A couple of other factors might also help. In Wisconsin, the state Supreme Court ruled in September that RFK Jr’s name will stay on the ballot even though he has dropped out of the race, and he also remains on the ballot in Michigan. Five-way polling doesn’t get headlines like head-to-head matchups, but an Economist/YouGov poll released October 23 put Harris three points ahead of Trump nationally, 49 to 46, when Kennedy and Green Party candidate Jill Stein are also in the mix. 

Kennedy, who spent September begging crowds in Michigan not to vote for him, is appealing the Wisconsin ruling to the US Supreme Court, but since voting has already begun time has likely run out.

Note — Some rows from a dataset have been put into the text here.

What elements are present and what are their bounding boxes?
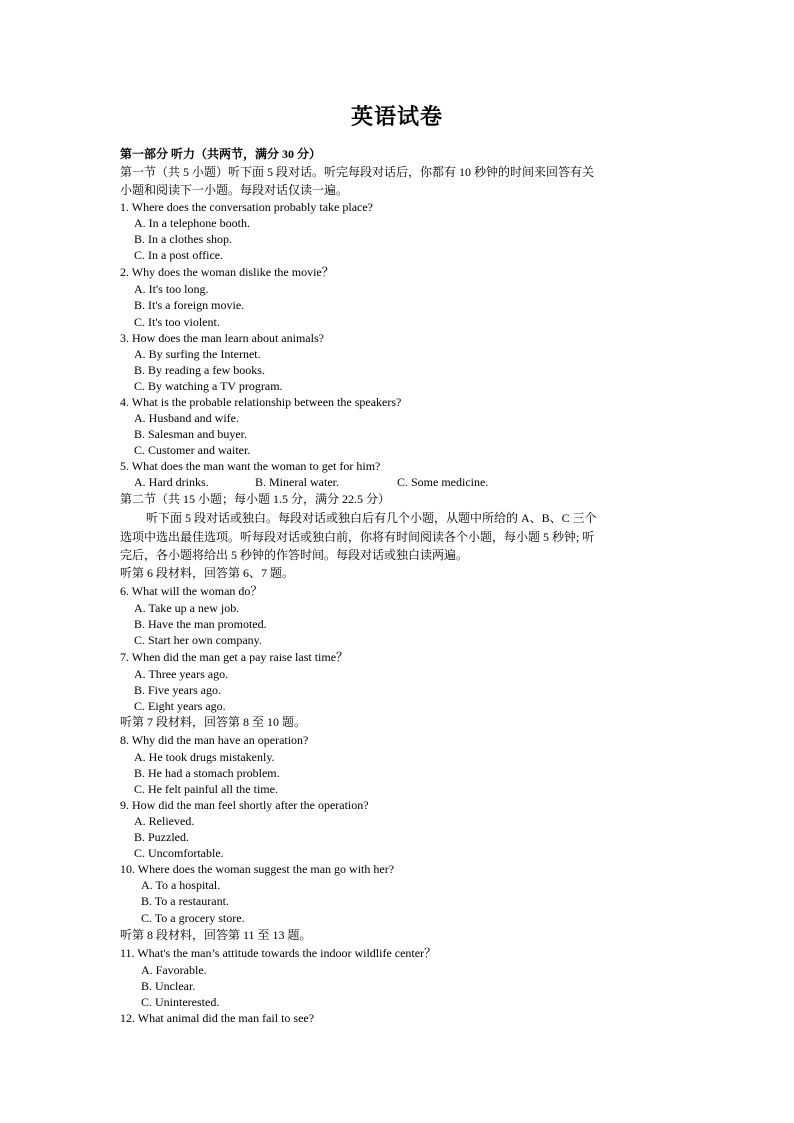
option-3b: B. By reading a few books.: [134, 363, 265, 377]
option-5a: A. Hard drinks.: [134, 475, 209, 489]
question-2: 2. Why does the woman dislike the movie？: [120, 265, 334, 279]
option-11b: B. Unclear.: [141, 979, 196, 993]
option-5b: B. Mineral water.: [255, 475, 339, 489]
option-10c: C. To a grocery store.: [141, 911, 245, 925]
option-10a: A. To a hospital.: [141, 878, 221, 892]
material-6-heading: 听第 6 段材料，回答第 6、7 题。: [120, 566, 295, 580]
option-5c: C. Some medicine.: [397, 475, 489, 489]
option-1a: A. In a telephone booth.: [134, 216, 250, 230]
question-11: 11. What's the man’s attitude towards the indoor wildlife center？: [120, 946, 437, 960]
section1-intro: 小题和阅读下一小题。每段对话仅读一遍。: [120, 183, 349, 197]
option-8c: C. He felt painful all the time.: [134, 782, 278, 796]
page-title: 英语试卷: [350, 104, 443, 129]
part1-heading: 第一部分 听力（共两节，满分 30 分）: [120, 147, 322, 161]
option-2b: B. It's a foreign movie.: [134, 298, 245, 312]
material-7-heading: 听第 7 段材料，回答第 8 至 10 题。: [120, 715, 307, 729]
option-9b: B. Puzzled.: [134, 830, 189, 844]
option-11c: C. Uninterested.: [141, 995, 220, 1009]
option-3c: C. By watching a TV program.: [134, 379, 283, 393]
option-7b: B. Five years ago.: [134, 683, 221, 697]
section2-intro: 选项中选出最佳选项。听每段对话或独白前，你将有时间阅读各个小题，每小题 5 秒钟; 听: [120, 530, 595, 544]
option-2a: A. It's too long.: [134, 282, 209, 296]
option-4b: B. Salesman and buyer.: [134, 427, 247, 441]
question-7: 7. When did the man get a pay raise last time？: [120, 650, 349, 664]
option-3a: A. By surfing the Internet.: [134, 347, 261, 361]
option-9c: C. Uncomfortable.: [134, 846, 224, 860]
question-8: 8. Why did the man have an operation?: [120, 733, 309, 747]
option-10b: B. To a restaurant.: [141, 894, 229, 908]
question-10: 10. Where does the woman suggest the man go with her?: [120, 862, 395, 876]
question-6: 6. What will the woman do？: [120, 584, 263, 598]
option-2c: C. It's too violent.: [134, 315, 220, 329]
option-6c: C. Start her own company.: [134, 633, 262, 647]
option-9a: A. Relieved.: [134, 814, 195, 828]
question-1: 1. Where does the conversation probably take place?: [120, 200, 374, 214]
option-6b: B. Have the man promoted.: [134, 617, 267, 631]
option-8b: B. He had a stomach problem.: [134, 766, 280, 780]
question-4: 4. What is the probable relationship between the speakers?: [120, 395, 402, 409]
question-12: 12. What animal did the man fail to see?: [120, 1011, 315, 1025]
option-1c: C. In a post office.: [134, 248, 224, 262]
question-5: 5. What does the man want the woman to get for him?: [120, 459, 381, 473]
option-6a: A. Take up a new job.: [134, 601, 240, 615]
section2-heading: 第二节（共 15 小题；每小题 1.5 分，满分 22.5 分）: [120, 492, 391, 506]
option-1b: B. In a clothes shop.: [134, 232, 232, 246]
section2-intro: 完后，各小题将给出 5 秒钟的作答时间。每段对话或独白读两遍。: [120, 548, 469, 562]
question-3: 3. How does the man learn about animals?: [120, 331, 324, 345]
material-8-heading: 听第 8 段材料，回答第 11 至 13 题。: [120, 928, 312, 942]
section2-intro: 听下面 5 段对话或独白。每段对话或独白后有几个小题，从题中所给的 A、B、C 三个: [146, 511, 597, 525]
options-5-row: [134, 474, 694, 490]
question-9: 9. How did the man feel shortly after the operation?: [120, 798, 369, 812]
option-7a: A. Three years ago.: [134, 667, 229, 681]
option-4a: A. Husband and wife.: [134, 411, 239, 425]
option-11a: A. Favorable.: [141, 963, 207, 977]
option-8a: A. He took drugs mistakenly.: [134, 750, 275, 764]
option-7c: C. Eight years ago.: [134, 699, 226, 713]
option-4c: C. Customer and waiter.: [134, 443, 251, 457]
section1-intro: 第一节（共 5 小题）听下面 5 段对话。听完每段对话后，你都有 10 秒钟的时间来回答有关: [120, 165, 595, 179]
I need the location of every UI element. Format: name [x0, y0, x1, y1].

Democrats historically are significantly more likely than Republicans to respond to telephone polls, a phenomenon called “response bias” that pollsters know about and weight their data to compensate. But data from the Polarisation Research Laboratory suggests this may be changing – a trend that has mystified analysts but might mean Harris support is currently under-weighted. 

Similarly, NBC analyst Steve Kornacki points to the gap between 2020 polls of white non-college educated voters (Trump +17) and his eventual share (29), noting that the 2024 polls are much closer to the 2020 result, implying pollsters have changed their model to give more weight to this demographic. 

It is worth remembering it was the Democrats who outperformed polls in the 2022 midterms. They did so again in a raft of special elections last year, and again in the February special election for disgraced New York congressman George Santos’ seat by seven points more than pollsters predicted.

I get it – I was traumatised just like everyone else was by 2016. We’re all ready for Trump to outperform the polling again, like in 2016 and 2020. We’ve had to psychologically prepare ourselves for the worst. 

The sheer fact that it’s currently a nailbiting statistical tie between the flawed but ultimately normal human politician and, again, the guy who is going around literally fucking telling people he’s the pro-Hitler guy… is a pretty bad sign for the future of humanity already. I get the impulse to submit to despair.

I’m not saying everything is going to be fine. It’s not. It’s going to be tight – it’s clearly going to be extremely, horribly, appallingly tight. 

But I think it’s worth saying I don’t think it’s quite time for all this hopelessness quite yet. Who knows – maybe for once the worst possible thing won’t happen this time, and we’ll finally skip out of the Darkest Timeline that we’re all starting to believe we’ve been living in for the last eight years. 

And if he does win, at least we’ll know for sure.